The absence of a game ending clock is at the heart of New York Times columnist Dan Barry’s new book Bottom of the 33rd. On the Saturday before Easter in 1981, the Pawtucket Red Sox take on the Rochester Red Wings in a chilly early season Triple A game in worn out McCoy stadium in worn out Pawtucket, RI.

Eight hours and 32 innings later the tie game is suspended as the Easter sunrise reveals the last 19 fans huddled against the cold, hungry and ready to go home. Two months later, the same players, umpires, and coaches take to the field again to resume play in the 33rd. This time, it takes only one inning to end the game, setting a record for the longest professional game ever played. And to think when we occasionally head to the ballpark, my wife gets bored and is ready to leave early after only the 3rd inning. What a piker.

A Pastiche of Talent

With his focus on the highest rung of the minor league ladder, Barry finds a cast worthy of Shakespeare. The teams are filled with kids from across the country and Latin America (Tulsa, Brooklyn, Mobile, Huntsville, Omaha, San Cristobal, Tucumcari) all putting up with the bad hotels, cheap apartments, and low pay for their shot at the bigs – even if it is just to take their swings against a big league pitcher before they are sent back home to sell cars or work the farm.

Barry chronicles the doomed lives of each of them – doomed since “less than 3 percent of those who sign professional baseball contracts ever reach the major leagues.” But every team, every game has the few who will finally be somebody. This longest of all games tested the mettle of future stars Wade Boggs and Cal Ripken Jr.

Players Who Are Coming and Going

A minor league game has not only young players fighting for their chance, but also older players who are fighting to get back. They once enjoyed the perks of the majors – the fresh uniforms each day washed by someone else, the big lockers and showers with hot water, the chartered planes, the clean and orderly bats and gloves – they got a taste but couldn’t hold on to it.

Their last chance to return will be played in small town rickety stadiums before crowds that number in the hundreds. Most are just hanging on to the dream even though they know it is over; few get back, they just get older and slower and run out of gas.

Barry spends paragraphs, pages, even whole chapters describing the lives of these players and their families. He takes time and more pages to follow the umpires, owners, concessionaires who are out of hot dogs, radio announcers who no longer have an audience, even the scorekeeper (imagine the detail in the well-kept set of three scorekeeping books necessary for such a long game).

Nobody is having fun, everyone is cold and hungry – but the game doesn’t stop because of a little discomfort.
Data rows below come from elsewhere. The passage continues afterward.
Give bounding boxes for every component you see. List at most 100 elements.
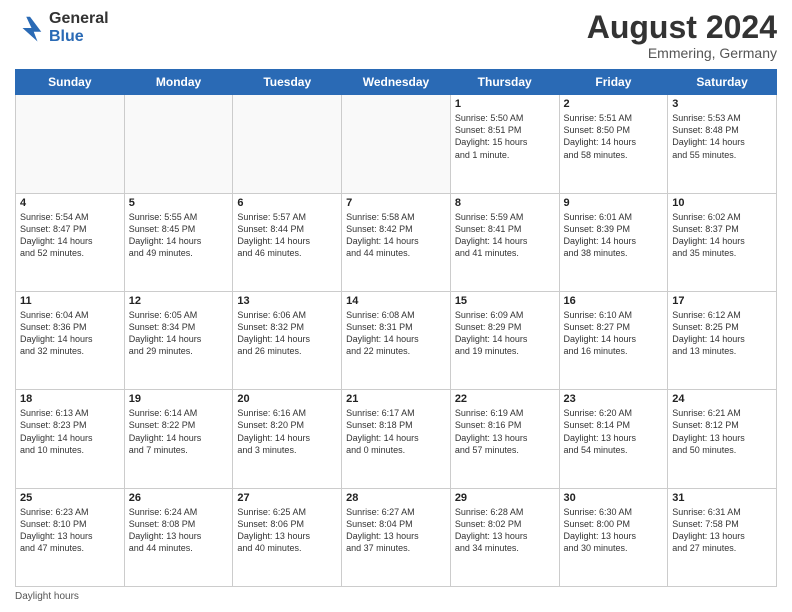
- calendar-cell: 9 Sunrise: 6:01 AM Sunset: 8:39 PM Daylig…: [559, 193, 668, 291]
- page: General Blue August 2024 Emmering, Germa…: [0, 0, 792, 612]
- day-info: Sunrise: 6:08 AM Sunset: 8:31 PM Dayligh…: [346, 309, 446, 358]
- day-number: 25: [20, 492, 120, 504]
- day-info: Sunrise: 6:01 AM Sunset: 8:39 PM Dayligh…: [564, 211, 664, 260]
- calendar-cell: 11 Sunrise: 6:04 AM Sunset: 8:36 PM Dayli…: [16, 291, 125, 389]
- calendar-cell: 21 Sunrise: 6:17 AM Sunset: 8:18 PM Dayli…: [342, 390, 451, 488]
- calendar-cell: 26 Sunrise: 6:24 AM Sunset: 8:08 PM Dayli…: [124, 488, 233, 586]
- day-number: 5: [129, 197, 229, 209]
- calendar-cell: 2 Sunrise: 5:51 AM Sunset: 8:50 PM Daylig…: [559, 95, 668, 193]
- calendar-cell: [233, 95, 342, 193]
- calendar-cell: 14 Sunrise: 6:08 AM Sunset: 8:31 PM Dayli…: [342, 291, 451, 389]
- week-row-3: 18 Sunrise: 6:13 AM Sunset: 8:23 PM Dayli…: [16, 390, 777, 488]
- calendar-cell: [16, 95, 125, 193]
- day-number: 12: [129, 295, 229, 307]
- day-info: Sunrise: 6:30 AM Sunset: 8:00 PM Dayligh…: [564, 506, 664, 555]
- day-number: 7: [346, 197, 446, 209]
- calendar-cell: 30 Sunrise: 6:30 AM Sunset: 8:00 PM Dayli…: [559, 488, 668, 586]
- calendar-cell: 15Sunrise: 6:09 AM Sunset: 8:29 PM Dayli…: [450, 291, 559, 389]
- day-number: 2: [564, 98, 664, 110]
- calendar-cell: 17 Sunrise: 6:12 AM Sunset: 8:25 PM Dayli…: [668, 291, 777, 389]
- week-row-1: 4Sunrise: 5:54 AM Sunset: 8:47 PM Daylig…: [16, 193, 777, 291]
- day-info: Sunrise: 6:02 AM Sunset: 8:37 PM Dayligh…: [672, 211, 772, 260]
- day-info: Sunrise: 6:19 AM Sunset: 8:16 PM Dayligh…: [455, 407, 555, 456]
- day-info: Sunrise: 6:12 AM Sunset: 8:25 PM Dayligh…: [672, 309, 772, 358]
- calendar-cell: 28Sunrise: 6:27 AM Sunset: 8:04 PM Dayli…: [342, 488, 451, 586]
- logo: General Blue: [15, 10, 109, 45]
- day-number: 1: [455, 98, 555, 110]
- day-info: Sunrise: 6:20 AM Sunset: 8:14 PM Dayligh…: [564, 407, 664, 456]
- day-info: Sunrise: 6:16 AM Sunset: 8:20 PM Dayligh…: [237, 407, 337, 456]
- day-info: Sunrise: 6:24 AM Sunset: 8:08 PM Dayligh…: [129, 506, 229, 555]
- calendar-cell: 24 Sunrise: 6:21 AM Sunset: 8:12 PM Dayli…: [668, 390, 777, 488]
- day-number: 21: [346, 393, 446, 405]
- day-number: 20: [237, 393, 337, 405]
- logo-blue-text: Blue: [49, 28, 109, 46]
- day-number: 31: [672, 492, 772, 504]
- day-info: Sunrise: 6:21 AM Sunset: 8:12 PM Dayligh…: [672, 407, 772, 456]
- logo-icon: [15, 13, 45, 43]
- day-number: 13: [237, 295, 337, 307]
- calendar-cell: 31Sunrise: 6:31 AM Sunset: 7:58 PM Dayli…: [668, 488, 777, 586]
- week-row-2: 11 Sunrise: 6:04 AM Sunset: 8:36 PM Dayli…: [16, 291, 777, 389]
- day-info: Sunrise: 5:54 AM Sunset: 8:47 PM Dayligh…: [20, 211, 120, 260]
- calendar-cell: 12 Sunrise: 6:05 AM Sunset: 8:34 PM Dayli…: [124, 291, 233, 389]
- day-info: Sunrise: 5:57 AM Sunset: 8:44 PM Dayligh…: [237, 211, 337, 260]
- day-info: Sunrise: 5:55 AM Sunset: 8:45 PM Dayligh…: [129, 211, 229, 260]
- calendar-cell: [342, 95, 451, 193]
- day-info: Sunrise: 6:23 AM Sunset: 8:10 PM Dayligh…: [20, 506, 120, 555]
- calendar-header-row: SundayMondayTuesdayWednesdayThursdayFrid…: [16, 70, 777, 95]
- calendar-cell: 13 Sunrise: 6:06 AM Sunset: 8:32 PM Dayli…: [233, 291, 342, 389]
- calendar-cell: 10 Sunrise: 6:02 AM Sunset: 8:37 PM Dayli…: [668, 193, 777, 291]
- logo-general-text: General: [49, 10, 109, 28]
- day-number: 24: [672, 393, 772, 405]
- day-info: Sunrise: 6:14 AM Sunset: 8:22 PM Dayligh…: [129, 407, 229, 456]
- day-info: Sunrise: 5:53 AM Sunset: 8:48 PM Dayligh…: [672, 112, 772, 161]
- calendar-cell: 25 Sunrise: 6:23 AM Sunset: 8:10 PM Dayli…: [16, 488, 125, 586]
- calendar-cell: 8Sunrise: 5:59 AM Sunset: 8:41 PM Daylig…: [450, 193, 559, 291]
- day-header-monday: Monday: [124, 70, 233, 95]
- day-number: 9: [564, 197, 664, 209]
- calendar-cell: 4Sunrise: 5:54 AM Sunset: 8:47 PM Daylig…: [16, 193, 125, 291]
- day-info: Sunrise: 6:28 AM Sunset: 8:02 PM Dayligh…: [455, 506, 555, 555]
- calendar-cell: 3Sunrise: 5:53 AM Sunset: 8:48 PM Daylig…: [668, 95, 777, 193]
- calendar-cell: 16 Sunrise: 6:10 AM Sunset: 8:27 PM Dayli…: [559, 291, 668, 389]
- day-info: Sunrise: 6:17 AM Sunset: 8:18 PM Dayligh…: [346, 407, 446, 456]
- day-number: 28: [346, 492, 446, 504]
- calendar-table: SundayMondayTuesdayWednesdayThursdayFrid…: [15, 69, 777, 587]
- day-number: 30: [564, 492, 664, 504]
- day-number: 29: [455, 492, 555, 504]
- day-number: 16: [564, 295, 664, 307]
- day-number: 17: [672, 295, 772, 307]
- day-number: 26: [129, 492, 229, 504]
- day-info: Sunrise: 6:05 AM Sunset: 8:34 PM Dayligh…: [129, 309, 229, 358]
- calendar-cell: 1 Sunrise: 5:50 AM Sunset: 8:51 PM Daylig…: [450, 95, 559, 193]
- day-number: 18: [20, 393, 120, 405]
- day-number: 22: [455, 393, 555, 405]
- logo-text: General Blue: [49, 10, 109, 45]
- day-number: 6: [237, 197, 337, 209]
- day-info: Sunrise: 5:58 AM Sunset: 8:42 PM Dayligh…: [346, 211, 446, 260]
- day-number: 19: [129, 393, 229, 405]
- header: General Blue August 2024 Emmering, Germa…: [15, 10, 777, 61]
- week-row-0: 1 Sunrise: 5:50 AM Sunset: 8:51 PM Daylig…: [16, 95, 777, 193]
- day-number: 11: [20, 295, 120, 307]
- day-info: Sunrise: 6:04 AM Sunset: 8:36 PM Dayligh…: [20, 309, 120, 358]
- calendar-title: August 2024: [587, 10, 777, 45]
- calendar-cell: 29 Sunrise: 6:28 AM Sunset: 8:02 PM Dayli…: [450, 488, 559, 586]
- footer-note: Daylight hours: [15, 591, 777, 602]
- calendar-cell: 22 Sunrise: 6:19 AM Sunset: 8:16 PM Dayli…: [450, 390, 559, 488]
- day-info: Sunrise: 6:10 AM Sunset: 8:27 PM Dayligh…: [564, 309, 664, 358]
- calendar-cell: 18 Sunrise: 6:13 AM Sunset: 8:23 PM Dayli…: [16, 390, 125, 488]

There are always more pitches, more at bats, until both teams have had their chances. With the game straddling Holy Saturday and Easter, Barry has the perfect metaphor in his hands. The subtitle says it all “Hope, Redemption, and Baseball’s Longest Game.” The game begins like a holy rite:

“The twilight’s last gleam has vanished…An umpire who would rather be home adds two more words to the opening anthem, two commanding words of release that tell a pitcher, who will never know the big leagues, to ready himself on the mound; that sends a catcher, who will play in the big leagues for thirteen years, into a coiled squat; and prompts a hitter in his last baseball spring to dig a fleeting foothold in the batter’s box dirt. ‘Play Ball.’”

The game ends, as many ball games do, with a walk-off hit by Pawtucket’s Dave Koza in the bottom of the 33rd. The loudspeakers play Peggy Lee singing “Is that all there is?” The scorekeeper records the last run and closes his books as Koza’s teammates slap his batting helmet and carry him off the field. The victory and loss make no difference to the final standings of either team. Dave Koza, 5 for 14 in the game, never makes it to the majors. But he suits up again the next day.